Astronomers using the European Southern Observatory’s HARPS telescope have studied over 100 nearby red dwarf stars over the last six years. 40 percent of these common stars were observed to wobble, a reaction caused by the gravitational pull of an orbiting planet.
Based on this small sample, the astronomers crunched the numbers, and extrapolated the results to cover our entire Galaxy. In other words, instead of guessing, we can calculate that there are 10 billion potentially habitable planets in our Galaxy.
What are the characteristics of an Earth-like planet? They need to be in the so-called Goldilocks zone, which means they are neither too hot nor too cold to have liquid water which is necessary to support life as we know it.
Now let’s consider life as we barely know it — life that exists in the most extreme environments that exist on Earth such as where James Cameron has visited in his DeepSea Challenger. Or consider a type of bacteria that can live inside a nuclear reactor.

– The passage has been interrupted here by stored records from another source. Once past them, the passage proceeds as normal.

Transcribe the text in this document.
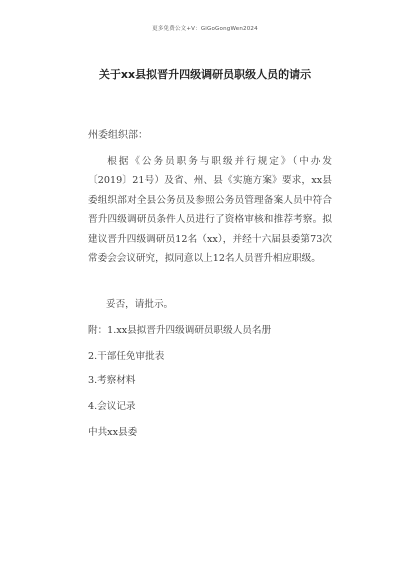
更多免费公文+V：GiGoGongWen2024
关于xx县拟晋升四级调研员职级人员的请示
州委组织部：

根据《公务员职务与职级并行规定》（中办发〔2019〕21号）及省、州、县《实施方案》要求，xx县委组织部对全县公务员及参照公务员管理备案人员中符合晋升四级调研员条件人员进行了资格审核和推荐考察。拟建议晋升四级调研员12名（xx），并经十六届县委第73次常委会会议研究，拟同意以上12名人员晋升相应职级。

妥否，请批示。
附：1.xx县拟晋升四级调研员职级人员名册
2.干部任免审批表
3.考察材料
4.会议记录
中共xx县委
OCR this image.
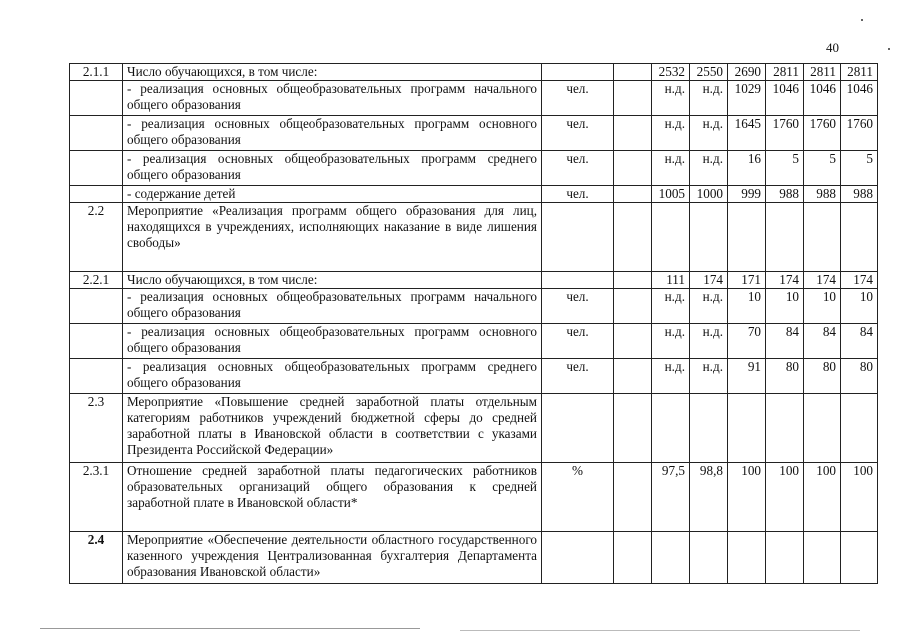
40
2.1.1	Число обучающихся, в том числе:			2532	2550	2690	2811	2811	2811
	- реализация основных общеобразовательных программ начального общего образования	чел.		н.д.	н.д.	1029	1046	1046	1046
	- реализация основных общеобразовательных программ основного общего образования	чел.		н.д.	н.д.	1645	1760	1760	1760
	- реализация основных общеобразовательных программ среднего общего образования	чел.		н.д.	н.д.	16	5	5	5
	- содержание детей	чел.		1005	1000	999	988	988	988
2.2	Мероприятие «Реализация программ общего образования для лиц, находящихся в учреждениях, исполняющих наказание в виде лишения свободы»								
2.2.1	Число обучающихся, в том числе:			111	174	171	174	174	174
	- реализация основных общеобразовательных программ начального общего образования	чел.		н.д.	н.д.	10	10	10	10
	- реализация основных общеобразовательных программ основного общего образования	чел.		н.д.	н.д.	70	84	84	84
	- реализация основных общеобразовательных программ среднего общего образования	чел.		н.д.	н.д.	91	80	80	80
2.3	Мероприятие «Повышение средней заработной платы отдельным категориям работников учреждений бюджетной сферы до средней заработной платы в Ивановской области в соответствии с указами Президента Российской Федерации»								
2.3.1	Отношение средней заработной платы педагогических работников образовательных организаций общего образования к средней заработной плате в Ивановской области*	%		97,5	98,8	100	100	100	100
2.4	Мероприятие «Обеспечение деятельности областного государственного казенного учреждения Централизованная бухгалтерия Департамента образования Ивановской области»								
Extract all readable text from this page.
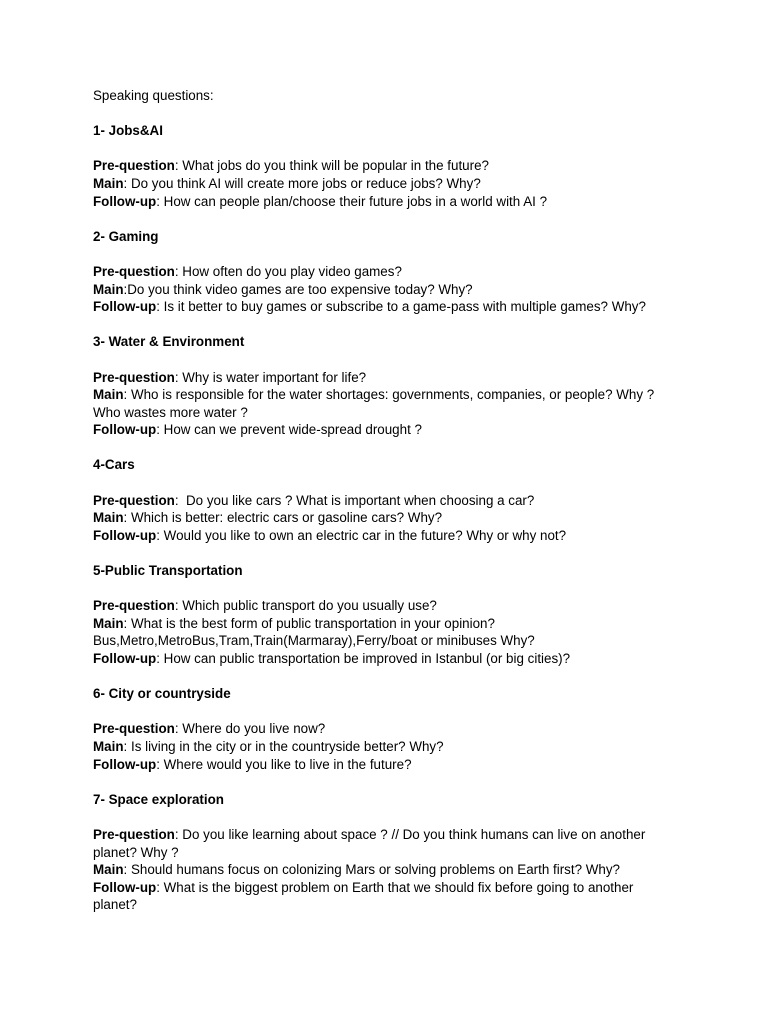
Speaking questions:
1- Jobs&AI
Pre-question: What jobs do you think will be popular in the future?
Main: Do you think AI will create more jobs or reduce jobs? Why?
Follow-up: How can people plan/choose their future jobs in a world with AI ?
2- Gaming
Pre-question: How often do you play video games?
Main:Do you think video games are too expensive today? Why?
Follow-up: Is it better to buy games or subscribe to a game-pass with multiple games? Why?
3- Water & Environment
Pre-question: Why is water important for life?
Main: Who is responsible for the water shortages: governments, companies, or people? Why ? Who wastes more water ?
Follow-up: How can we prevent wide-spread drought ?
4-Cars
Pre-question:  Do you like cars ? What is important when choosing a car?
Main: Which is better: electric cars or gasoline cars? Why?
Follow-up: Would you like to own an electric car in the future? Why or why not?
5-Public Transportation
Pre-question: Which public transport do you usually use?
Main: What is the best form of public transportation in your opinion? Bus,Metro,MetroBus,Tram,Train(Marmaray),Ferry/boat or minibuses Why?
Follow-up: How can public transportation be improved in Istanbul (or big cities)?
6- City or countryside
Pre-question: Where do you live now?
Main: Is living in the city or in the countryside better? Why?
Follow-up: Where would you like to live in the future?
7- Space exploration
Pre-question: Do you like learning about space ? // Do you think humans can live on another planet? Why ?
Main: Should humans focus on colonizing Mars or solving problems on Earth first? Why?
Follow-up: What is the biggest problem on Earth that we should fix before going to another planet?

These are the types of life forms that Bill Nye, who heads The Planetary Society, calls “extremophile.” In other words, these creatures like to live under extreme conditions (and would probably think humans are weird, Nye says). Nye told Big Think in a recent interview that if extremophiles are ubiquitous in our Galaxy, the possibility of life on another planet grows higher and higher.
Watch the video here:
Editor’s note: Nye’s latest effort called “Consider The Following” is a series of short videos in support of the ExploraVision Awards that are designed to get young people “excited about science so that we will have more scientists and especially engineers in the future so that we can—dare I say it—change the world.”